I hope I am establishing good reasons why she is dark. And what's transpiring is not so dark yet. No mutilations or torture certainly. It's more the atmosphere she creates around her. I think if she were a man, no one would think anything about it.
But how do you help from falling in love with your protagonist and wanting the best for him/her when it's the worst that make the better boo? That's what I'm wrestling with. Thanks for all the help.
"If she were a man, no one would think anything about it..."

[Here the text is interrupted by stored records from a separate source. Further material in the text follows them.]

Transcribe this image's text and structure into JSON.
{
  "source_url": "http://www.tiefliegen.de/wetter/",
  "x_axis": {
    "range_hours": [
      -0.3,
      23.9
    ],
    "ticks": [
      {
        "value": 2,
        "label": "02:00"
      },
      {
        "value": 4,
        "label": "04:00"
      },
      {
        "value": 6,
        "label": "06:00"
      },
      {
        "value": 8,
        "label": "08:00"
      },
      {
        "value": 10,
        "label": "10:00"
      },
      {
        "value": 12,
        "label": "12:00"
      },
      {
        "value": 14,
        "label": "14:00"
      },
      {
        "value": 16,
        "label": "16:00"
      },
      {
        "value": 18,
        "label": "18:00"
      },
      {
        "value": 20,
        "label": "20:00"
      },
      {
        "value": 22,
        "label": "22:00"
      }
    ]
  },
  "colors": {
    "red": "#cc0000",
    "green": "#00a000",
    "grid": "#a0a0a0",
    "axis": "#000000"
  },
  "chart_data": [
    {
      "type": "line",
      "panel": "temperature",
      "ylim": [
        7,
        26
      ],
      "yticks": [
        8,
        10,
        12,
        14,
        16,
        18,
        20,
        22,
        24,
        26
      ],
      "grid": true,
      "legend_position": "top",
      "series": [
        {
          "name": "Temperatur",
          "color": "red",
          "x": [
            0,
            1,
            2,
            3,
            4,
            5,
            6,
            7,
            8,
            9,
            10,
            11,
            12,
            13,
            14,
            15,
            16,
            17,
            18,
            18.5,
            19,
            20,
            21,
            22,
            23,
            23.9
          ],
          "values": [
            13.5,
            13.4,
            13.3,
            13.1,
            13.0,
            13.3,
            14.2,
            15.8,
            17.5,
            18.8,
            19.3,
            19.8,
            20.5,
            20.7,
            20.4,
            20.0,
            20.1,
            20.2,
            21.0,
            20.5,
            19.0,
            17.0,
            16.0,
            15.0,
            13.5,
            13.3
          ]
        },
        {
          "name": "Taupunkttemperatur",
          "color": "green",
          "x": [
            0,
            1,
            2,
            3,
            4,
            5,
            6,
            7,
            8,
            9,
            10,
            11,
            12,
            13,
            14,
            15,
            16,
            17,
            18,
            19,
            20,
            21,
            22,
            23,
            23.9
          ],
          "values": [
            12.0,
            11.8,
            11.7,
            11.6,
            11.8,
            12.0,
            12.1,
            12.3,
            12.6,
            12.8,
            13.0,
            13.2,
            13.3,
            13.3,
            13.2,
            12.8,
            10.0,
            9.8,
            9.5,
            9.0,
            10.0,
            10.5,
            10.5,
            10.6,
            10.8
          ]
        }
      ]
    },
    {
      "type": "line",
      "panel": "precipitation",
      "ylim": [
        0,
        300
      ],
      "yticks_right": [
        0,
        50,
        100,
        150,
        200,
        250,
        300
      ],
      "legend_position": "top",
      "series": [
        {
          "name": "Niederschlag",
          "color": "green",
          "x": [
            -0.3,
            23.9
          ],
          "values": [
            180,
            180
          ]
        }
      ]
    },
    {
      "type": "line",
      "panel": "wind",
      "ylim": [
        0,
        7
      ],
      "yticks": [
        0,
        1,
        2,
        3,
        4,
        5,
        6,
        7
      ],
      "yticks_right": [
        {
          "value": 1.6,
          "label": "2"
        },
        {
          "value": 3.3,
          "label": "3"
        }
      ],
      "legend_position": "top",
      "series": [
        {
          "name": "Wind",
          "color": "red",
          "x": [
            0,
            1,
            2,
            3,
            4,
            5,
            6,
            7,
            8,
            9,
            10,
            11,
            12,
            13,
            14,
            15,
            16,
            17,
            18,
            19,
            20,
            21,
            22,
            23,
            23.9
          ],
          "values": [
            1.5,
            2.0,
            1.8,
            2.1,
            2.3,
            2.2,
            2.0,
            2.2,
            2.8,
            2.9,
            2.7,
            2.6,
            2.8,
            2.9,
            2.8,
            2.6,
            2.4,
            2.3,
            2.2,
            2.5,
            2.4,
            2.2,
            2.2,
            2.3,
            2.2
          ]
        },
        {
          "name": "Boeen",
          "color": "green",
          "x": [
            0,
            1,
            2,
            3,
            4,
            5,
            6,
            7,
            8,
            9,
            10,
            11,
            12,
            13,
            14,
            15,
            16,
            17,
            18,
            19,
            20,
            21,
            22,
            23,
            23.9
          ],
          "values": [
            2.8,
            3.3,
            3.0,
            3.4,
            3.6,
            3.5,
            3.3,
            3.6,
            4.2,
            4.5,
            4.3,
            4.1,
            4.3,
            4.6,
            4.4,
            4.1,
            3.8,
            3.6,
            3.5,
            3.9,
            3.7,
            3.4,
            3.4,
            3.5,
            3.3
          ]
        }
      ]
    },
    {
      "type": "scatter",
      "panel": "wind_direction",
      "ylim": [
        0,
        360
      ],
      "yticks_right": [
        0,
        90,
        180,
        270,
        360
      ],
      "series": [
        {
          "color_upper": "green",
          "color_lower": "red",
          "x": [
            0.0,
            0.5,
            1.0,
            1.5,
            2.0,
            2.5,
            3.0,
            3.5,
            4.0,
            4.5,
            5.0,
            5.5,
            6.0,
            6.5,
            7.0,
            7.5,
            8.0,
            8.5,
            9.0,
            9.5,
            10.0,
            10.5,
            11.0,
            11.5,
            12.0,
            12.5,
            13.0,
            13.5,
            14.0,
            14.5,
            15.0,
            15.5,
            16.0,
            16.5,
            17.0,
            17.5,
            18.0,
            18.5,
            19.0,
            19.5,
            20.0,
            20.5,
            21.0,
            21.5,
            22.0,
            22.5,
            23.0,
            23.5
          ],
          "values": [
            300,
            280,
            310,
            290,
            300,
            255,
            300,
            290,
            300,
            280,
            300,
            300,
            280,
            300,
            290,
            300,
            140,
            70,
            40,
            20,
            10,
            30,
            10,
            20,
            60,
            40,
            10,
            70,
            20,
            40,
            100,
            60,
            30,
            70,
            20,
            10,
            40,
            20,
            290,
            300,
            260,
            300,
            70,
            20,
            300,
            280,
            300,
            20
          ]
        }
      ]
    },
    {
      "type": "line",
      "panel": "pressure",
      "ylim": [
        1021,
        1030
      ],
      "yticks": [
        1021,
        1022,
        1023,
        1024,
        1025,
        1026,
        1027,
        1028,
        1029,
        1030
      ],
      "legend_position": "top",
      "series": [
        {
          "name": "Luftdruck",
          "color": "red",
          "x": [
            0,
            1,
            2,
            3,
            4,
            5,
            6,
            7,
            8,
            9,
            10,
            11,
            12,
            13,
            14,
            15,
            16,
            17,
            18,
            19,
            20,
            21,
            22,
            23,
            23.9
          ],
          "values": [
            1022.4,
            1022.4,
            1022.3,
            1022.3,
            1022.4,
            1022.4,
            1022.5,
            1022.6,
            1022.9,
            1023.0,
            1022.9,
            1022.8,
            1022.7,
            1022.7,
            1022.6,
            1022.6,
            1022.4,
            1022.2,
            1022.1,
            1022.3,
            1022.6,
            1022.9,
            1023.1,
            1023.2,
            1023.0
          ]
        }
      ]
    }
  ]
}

That's EXACTLY what I was getting at Patricia. Male protagonists are allowed to be seriously flawed.... and their search for redemption is almost tacitly understood... female protags aren't as dark -- okay, there are more today than there were 10 years ago... but female protagonists up until recently seemed to want recognition and respect, as much, if not more than redemption. Unfortunately, I havent' found that to be as compelling a need. Or read.

I would be thrilled to be proven wrong.
And the thought occured to me today, would Hilary Clinton be allowed to proceed on her run for the presidency if Bill had cancer. I think not. A woman would be expected to give it up to nurse him--even in a marriage as difficult as theirs.